Geçtiğimiz günlerde bir dostum, ilimizdeki önemli bir belediyeye ait mülkiye müfettişleri tarafından düzenlenmiş bir raporu gösterdi. Raporu detaylıca inceledim ve inanılmaz çarpıcı usulsüzlük iddialarına şahit oldum. İçişleri Bakanlığı da bu konuyla ilgili soruşturma açılması yönünde yetki vermiş. Ancak merak ettiğim şu: Eğer o belediye başkanı usulsüzlükleri bu kadar net görüyorsa neden derhal valiliğe veya İçişleri Bakanlığı’na başvurmadı? Neden harekete geçmekte gecikti?
Parti kimliği hiç önemli değil. Kamu malına sahip çıkmak, yolsuzluklara sessiz kalmamak her yöneticinin ortak görevidir.
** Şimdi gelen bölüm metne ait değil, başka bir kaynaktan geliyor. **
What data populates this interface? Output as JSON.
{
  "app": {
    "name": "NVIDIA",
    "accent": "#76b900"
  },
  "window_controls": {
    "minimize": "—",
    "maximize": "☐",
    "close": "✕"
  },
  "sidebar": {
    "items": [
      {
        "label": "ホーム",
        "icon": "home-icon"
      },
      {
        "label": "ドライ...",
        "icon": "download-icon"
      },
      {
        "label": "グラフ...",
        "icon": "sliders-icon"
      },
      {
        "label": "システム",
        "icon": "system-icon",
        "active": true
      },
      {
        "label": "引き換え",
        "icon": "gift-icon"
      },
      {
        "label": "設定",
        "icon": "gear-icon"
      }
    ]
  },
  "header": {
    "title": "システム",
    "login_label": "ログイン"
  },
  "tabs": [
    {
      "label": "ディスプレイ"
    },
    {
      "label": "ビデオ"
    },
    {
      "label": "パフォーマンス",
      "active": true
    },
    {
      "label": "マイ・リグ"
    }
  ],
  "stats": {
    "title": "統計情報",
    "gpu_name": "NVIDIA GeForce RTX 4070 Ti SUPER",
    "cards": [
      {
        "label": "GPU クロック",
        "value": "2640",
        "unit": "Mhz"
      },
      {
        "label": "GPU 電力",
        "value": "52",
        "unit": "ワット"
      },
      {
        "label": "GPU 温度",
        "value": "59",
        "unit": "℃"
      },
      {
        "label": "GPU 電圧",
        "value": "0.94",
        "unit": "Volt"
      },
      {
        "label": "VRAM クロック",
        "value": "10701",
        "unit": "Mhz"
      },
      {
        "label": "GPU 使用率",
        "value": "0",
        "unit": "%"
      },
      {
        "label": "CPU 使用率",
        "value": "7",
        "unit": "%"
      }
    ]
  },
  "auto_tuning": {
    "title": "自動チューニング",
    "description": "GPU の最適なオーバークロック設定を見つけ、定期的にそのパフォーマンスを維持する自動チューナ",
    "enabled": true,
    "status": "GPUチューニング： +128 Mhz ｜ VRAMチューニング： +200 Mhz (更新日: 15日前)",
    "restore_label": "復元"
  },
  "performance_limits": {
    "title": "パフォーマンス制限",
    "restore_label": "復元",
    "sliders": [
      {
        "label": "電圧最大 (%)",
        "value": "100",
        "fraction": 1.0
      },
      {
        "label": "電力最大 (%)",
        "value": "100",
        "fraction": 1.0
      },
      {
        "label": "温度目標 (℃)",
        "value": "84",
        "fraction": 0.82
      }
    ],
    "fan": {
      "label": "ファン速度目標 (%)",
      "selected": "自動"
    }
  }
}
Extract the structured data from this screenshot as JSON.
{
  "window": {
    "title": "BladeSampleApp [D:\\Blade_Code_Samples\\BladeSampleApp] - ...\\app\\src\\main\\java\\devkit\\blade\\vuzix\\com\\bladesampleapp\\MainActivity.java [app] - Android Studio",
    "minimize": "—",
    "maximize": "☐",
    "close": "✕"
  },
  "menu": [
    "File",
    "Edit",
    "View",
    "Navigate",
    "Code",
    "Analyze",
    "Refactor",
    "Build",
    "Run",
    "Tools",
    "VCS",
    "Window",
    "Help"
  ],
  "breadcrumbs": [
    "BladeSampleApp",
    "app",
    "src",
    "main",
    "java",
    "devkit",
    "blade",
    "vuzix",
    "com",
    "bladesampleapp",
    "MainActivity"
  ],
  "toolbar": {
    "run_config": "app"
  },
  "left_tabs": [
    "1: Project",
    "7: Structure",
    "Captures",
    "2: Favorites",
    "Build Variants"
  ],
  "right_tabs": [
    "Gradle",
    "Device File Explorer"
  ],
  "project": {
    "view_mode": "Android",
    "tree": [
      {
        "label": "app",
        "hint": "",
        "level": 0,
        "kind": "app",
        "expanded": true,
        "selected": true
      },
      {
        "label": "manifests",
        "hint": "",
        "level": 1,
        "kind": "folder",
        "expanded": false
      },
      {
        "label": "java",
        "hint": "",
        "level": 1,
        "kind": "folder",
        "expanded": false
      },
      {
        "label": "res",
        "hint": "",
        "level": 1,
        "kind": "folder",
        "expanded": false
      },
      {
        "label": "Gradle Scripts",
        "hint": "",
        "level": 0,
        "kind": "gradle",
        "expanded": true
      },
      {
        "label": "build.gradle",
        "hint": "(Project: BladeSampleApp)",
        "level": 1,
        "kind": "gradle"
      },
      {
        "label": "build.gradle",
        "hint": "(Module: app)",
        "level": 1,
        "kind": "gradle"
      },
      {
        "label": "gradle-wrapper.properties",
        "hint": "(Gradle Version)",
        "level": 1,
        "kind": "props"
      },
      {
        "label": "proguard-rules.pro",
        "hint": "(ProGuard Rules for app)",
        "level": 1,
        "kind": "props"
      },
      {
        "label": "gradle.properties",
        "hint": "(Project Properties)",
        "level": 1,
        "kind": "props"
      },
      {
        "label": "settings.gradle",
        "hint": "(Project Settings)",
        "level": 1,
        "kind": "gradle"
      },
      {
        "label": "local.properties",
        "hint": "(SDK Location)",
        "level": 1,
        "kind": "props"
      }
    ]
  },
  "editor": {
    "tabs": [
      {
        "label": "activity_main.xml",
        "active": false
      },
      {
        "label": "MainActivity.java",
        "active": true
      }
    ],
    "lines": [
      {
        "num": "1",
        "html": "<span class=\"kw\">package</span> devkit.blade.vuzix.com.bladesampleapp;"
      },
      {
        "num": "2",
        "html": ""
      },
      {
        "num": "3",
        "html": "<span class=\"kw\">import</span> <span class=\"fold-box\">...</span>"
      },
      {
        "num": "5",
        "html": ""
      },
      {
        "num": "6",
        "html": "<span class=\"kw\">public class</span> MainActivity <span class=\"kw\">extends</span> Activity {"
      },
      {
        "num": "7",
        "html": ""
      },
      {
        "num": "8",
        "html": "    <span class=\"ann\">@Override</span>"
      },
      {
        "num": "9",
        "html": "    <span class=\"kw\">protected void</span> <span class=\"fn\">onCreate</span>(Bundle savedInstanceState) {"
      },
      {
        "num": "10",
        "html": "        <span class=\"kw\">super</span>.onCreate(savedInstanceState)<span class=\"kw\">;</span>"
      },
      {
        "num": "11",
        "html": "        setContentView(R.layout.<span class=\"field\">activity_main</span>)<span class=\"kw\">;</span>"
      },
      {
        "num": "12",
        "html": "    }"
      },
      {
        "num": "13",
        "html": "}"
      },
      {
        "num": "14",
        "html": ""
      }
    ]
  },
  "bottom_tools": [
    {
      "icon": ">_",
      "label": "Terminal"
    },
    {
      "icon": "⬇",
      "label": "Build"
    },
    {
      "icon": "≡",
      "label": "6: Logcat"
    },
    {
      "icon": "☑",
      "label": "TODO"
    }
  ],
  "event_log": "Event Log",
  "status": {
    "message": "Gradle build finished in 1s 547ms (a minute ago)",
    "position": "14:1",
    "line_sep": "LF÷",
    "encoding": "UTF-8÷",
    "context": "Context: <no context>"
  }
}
Kim ki belediyesinde ya da kurumunda usulsüzlük olduğunu görüp bunu dile getirmiyor ya da görmezden geliyorsa, benim nazarımda o da bu suça ortak olmuş demektir. Sessizlik de bir onaysızlıktır.
Önümüzdeki dönemde, yakın zamanlarda başka belediyelerde benzer operasyonların yapılması beni şaşırtmaz. Ama Başiskele Belediye Başkanı Yasin Özlü’nün yaptığı gibi cesur ve şeffaf davranan belediye başkanları da çıkarsa, ülkemiz adına umut verici gelişmeler olacaktır.
Sonuç olarak; belediyelerde yaşanan usulsüzlüklerin üzerine kararlılıkla gidilmesi, tüm partilerden yöneticilerin bu konuda örnek olması gerekir. Belediye başkanı Yasin Özlü’nün gösterdiği bu duruş, tüm belediye başkanlarına ve yöneticilere örnek olsun. Kamu kaynaklarının korunması, hesap verebilirlik ve şeffaflık temelinde yönetilen belediyeler, vatandaşın güvenini kazanacak ve ülkemiz daha güçlü yarınlara yürüyecektir.